The Robert Russa Moton Museum breaks new ground with the exhibit The Moton School Story: Children of Courage. This exhibit seeks to expand the ethnic history perspective by encompassing the totality of racial integration. With an emphasis on policy actors, both civic and governmental, the exhibit presents a case study of the role American policy-making has had in the transition from racial segregation to integration in the public school system.
The Moton School Story explores Prince Edward County’s transition in the years 1951 through 1964. Moton School, a National Historic Landmark, was the site of a 1951 student protest for equal educational facilities which resulted in the filing of Davis v. Prince Edward, one of five cases collectively decided in 1954 as Brown v. Board.

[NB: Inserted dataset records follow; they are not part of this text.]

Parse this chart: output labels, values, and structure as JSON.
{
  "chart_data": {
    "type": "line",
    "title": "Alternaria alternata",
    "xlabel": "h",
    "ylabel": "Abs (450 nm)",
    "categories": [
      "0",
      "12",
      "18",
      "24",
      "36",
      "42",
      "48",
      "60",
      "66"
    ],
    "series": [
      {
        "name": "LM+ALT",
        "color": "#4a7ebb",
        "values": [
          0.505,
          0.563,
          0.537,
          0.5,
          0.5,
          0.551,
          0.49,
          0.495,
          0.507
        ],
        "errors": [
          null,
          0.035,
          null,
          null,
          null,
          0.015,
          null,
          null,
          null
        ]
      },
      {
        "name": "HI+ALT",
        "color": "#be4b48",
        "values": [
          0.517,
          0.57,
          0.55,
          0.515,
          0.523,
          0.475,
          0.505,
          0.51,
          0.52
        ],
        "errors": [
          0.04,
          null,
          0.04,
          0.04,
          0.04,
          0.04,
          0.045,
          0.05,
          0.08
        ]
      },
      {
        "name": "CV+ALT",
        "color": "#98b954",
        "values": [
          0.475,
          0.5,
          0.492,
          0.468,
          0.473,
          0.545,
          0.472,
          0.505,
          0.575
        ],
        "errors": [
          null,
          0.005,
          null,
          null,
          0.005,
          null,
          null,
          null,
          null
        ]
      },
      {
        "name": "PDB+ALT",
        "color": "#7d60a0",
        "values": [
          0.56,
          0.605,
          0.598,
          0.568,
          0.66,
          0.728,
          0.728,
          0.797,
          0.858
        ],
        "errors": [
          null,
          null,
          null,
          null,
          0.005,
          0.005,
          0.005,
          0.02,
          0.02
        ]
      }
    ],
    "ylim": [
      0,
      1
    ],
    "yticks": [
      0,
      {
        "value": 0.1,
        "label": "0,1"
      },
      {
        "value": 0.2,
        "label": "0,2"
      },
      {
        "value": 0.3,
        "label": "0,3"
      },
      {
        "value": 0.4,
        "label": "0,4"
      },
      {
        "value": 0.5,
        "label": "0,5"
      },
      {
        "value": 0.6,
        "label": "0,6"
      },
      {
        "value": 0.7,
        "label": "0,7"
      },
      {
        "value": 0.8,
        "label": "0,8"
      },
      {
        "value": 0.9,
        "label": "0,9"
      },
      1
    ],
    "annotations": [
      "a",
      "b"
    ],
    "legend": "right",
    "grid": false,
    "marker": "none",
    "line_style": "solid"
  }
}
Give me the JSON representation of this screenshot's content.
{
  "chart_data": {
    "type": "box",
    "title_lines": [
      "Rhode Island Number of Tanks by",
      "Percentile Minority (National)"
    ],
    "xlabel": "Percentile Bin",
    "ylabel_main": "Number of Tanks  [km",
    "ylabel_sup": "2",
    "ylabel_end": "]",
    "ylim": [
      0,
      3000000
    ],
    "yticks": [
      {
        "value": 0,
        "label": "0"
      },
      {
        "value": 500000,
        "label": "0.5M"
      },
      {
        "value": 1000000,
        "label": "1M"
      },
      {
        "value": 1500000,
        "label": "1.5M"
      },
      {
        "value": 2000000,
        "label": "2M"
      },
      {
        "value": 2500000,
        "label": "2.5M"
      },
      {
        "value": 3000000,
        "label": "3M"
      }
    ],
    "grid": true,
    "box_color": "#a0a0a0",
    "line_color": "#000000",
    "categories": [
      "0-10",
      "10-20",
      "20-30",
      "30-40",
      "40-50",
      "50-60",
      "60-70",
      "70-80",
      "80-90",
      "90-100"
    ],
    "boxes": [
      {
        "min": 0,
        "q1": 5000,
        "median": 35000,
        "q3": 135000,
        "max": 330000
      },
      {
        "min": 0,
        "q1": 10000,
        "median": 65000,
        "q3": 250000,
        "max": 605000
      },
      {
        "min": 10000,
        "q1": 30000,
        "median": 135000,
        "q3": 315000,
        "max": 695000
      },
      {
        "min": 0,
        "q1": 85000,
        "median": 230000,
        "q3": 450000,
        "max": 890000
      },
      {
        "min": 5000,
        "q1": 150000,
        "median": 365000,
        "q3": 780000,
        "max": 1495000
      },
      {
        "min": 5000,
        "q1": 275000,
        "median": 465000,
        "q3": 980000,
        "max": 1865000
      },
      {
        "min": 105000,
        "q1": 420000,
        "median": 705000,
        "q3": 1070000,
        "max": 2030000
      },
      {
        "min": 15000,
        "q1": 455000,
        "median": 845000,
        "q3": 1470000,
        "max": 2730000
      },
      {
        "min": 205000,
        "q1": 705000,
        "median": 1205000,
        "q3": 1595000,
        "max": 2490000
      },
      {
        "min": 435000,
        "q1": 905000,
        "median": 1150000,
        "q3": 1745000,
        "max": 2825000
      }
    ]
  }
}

The goal of The Moton School Story is to not only preserve and interpret the landmark, but to also present its history. The exhibit tells this story of transition through galleries featuring six aspects of the period:
- Student protests
- Conditions of racially segregated education
- The 1954 Brown decision
- The state of Virginia’s reaction to the Brown decision
- The county’s reaction to the Brown decision
- Operation of the Prince Edward County Free Schools and the Griffin v. Prince Edward decision to reopen public schools.
For Moton, the completion of the exhibit signaled their entry into the national Civil Rights Era museum community. Through Moton, Virginia joins other southern states in local Civil Rights interpretation and preservation of the stories of Civil Rights leaders for future generations.